Diabetic kidney disease is the leading cause of kidney failure. However, studies of molecular mechanisms of early kidney damage are lacking. Here we examined for possible linkage between transcriptional regulation and quantitative structural damage in early diabetic kidney disease in Pima Indians with type 2 diabetes. Tissue obtained from protocol kidney biopsies underwent genome-wide compartment-specific gene expression profiling and quantitative morphometric analysis. The ultrastructural lesion most strongly associated with transcriptional regulation was cortical interstitial fractional volume (VvInt), an index of tubule-interstitial damage. Transcriptional co-expression network analysis identified 1843 transcripts that correlated significantly with VvInt. These transcripts were enriched for pathways associated with mitochondrial dysfunction, inflammation, migratory mechanisms, and tubular metabolic functions. Pathway network analysis identified IL-1β as a key upstream regulator of the inflammatory response and five transcription factors cooperating with p53 to regulate metabolic functions. VvInt-associated transcripts showed significant correlation with the urine albumin to creatinine ratio and measured glomerular filtration rate 10 years after biopsy, establishing a link between the early molecular events and long-term disease progression. Thus, molecular mechanisms active early in diabetic kidney disease were revealed by correlating intrarenal transcripts with quantitative morphometry and long-term outcomes. This provides a starting point for identification of urgently needed therapeutic targets and non-invasive biomarkers of early diabetic kidney disease.
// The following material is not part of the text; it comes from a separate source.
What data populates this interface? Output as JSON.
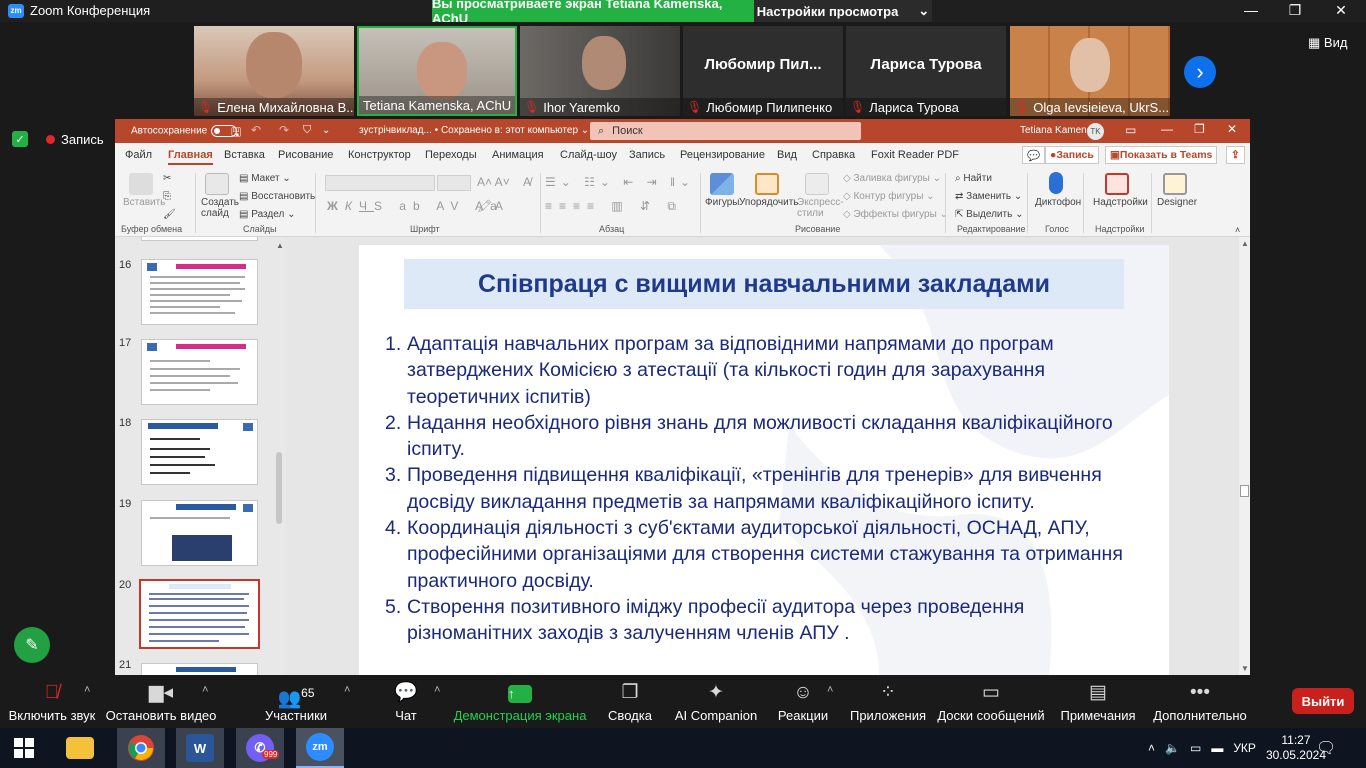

Keywords: diabetic nephropathy; longitudinal phenotype; morphogenomics; pathway networks; transcriptomic profiling.

Figure 1

Schematic representation of the study design to identify VvInt associated co-expressed modules and long-term clinical outcome. In Step 1, modules or groups of genes with similar expression profiles are constructed from the transcriptome profile using a Weighted Gene Coexpression Analysis strategy. In Step 2, module eigengene (ME) is derived from each module and associated to clinical and structural parameters. The heatmap table illustrates the correlation coefficients of the module eigengene to the tested parameters. The significant modules (represented with asterisks) are then further investigated for functional enrichments.

Figure 2

Association of module eigengene (ME) to VvInt and ACR/iGFR at the time of biopsy. 11 co-expressed modules were identified from tubulointerstitial gene expression profiles (n=49) in kidney tissue from Pima Indians. VvInt associated modules with a q-value ≤0.05 are considered significant (MEbrown, MEblack, MEblue and MEgreen). Green color indicates a negative correlation and red color indicates a positive correlation. The number inside each box is the correlation coefficient (Pearson correlation). Significance is denoted as *. The grey module collects the genes that do not share similar expression pattern.

Figure 3

Transcriptional networks generated from the top 100 highly connected VvInt correlated transcripts. The connections or edges between the transcripts are established by a function word (inhibition, activation, regulation) derived from the known literature via Natural Language Processing. A) Positively-correlated VvInt network and B) Negatively-correlated VvInt network.

Figure 4

Ingenuity Pathway network showing significant pathways (P-value ≤0.05) enriched by VvInt correlated transcripts. Pathways are connected by 1 or more shared genes. The network displays two principal domains driven by negatively correlated (left) and positively correlated (right) transcripts. The nodes (pathways) are connected by (edges) genes shared between them

Figure 5

Association of four VvInt correlated modules and long-term clinical outcomes (ACR/iGFR). r ≥0.3 and P-value ≤0.05 are considered significant. Green color indicates a negative and red color indicates a positive correlation of modules to outcomes. The number inside each box is the correlation coefficient (Pearson correlation). Significance is denoted as *

Figure 6

Transcriptional network generated from differentially expressed transcripts comparing ERCB DKD with healthy controls. The network represents the top 100 highly connected transcripts. The main nodes seen in the morphogenomic study in early DKD in Pima Indians are maintained and directionality of expression changes is conserved in 98.85% of nodes. The node color represents the direction of expression in DKD. Green = Decreased, Red = Increased levels compared to controls.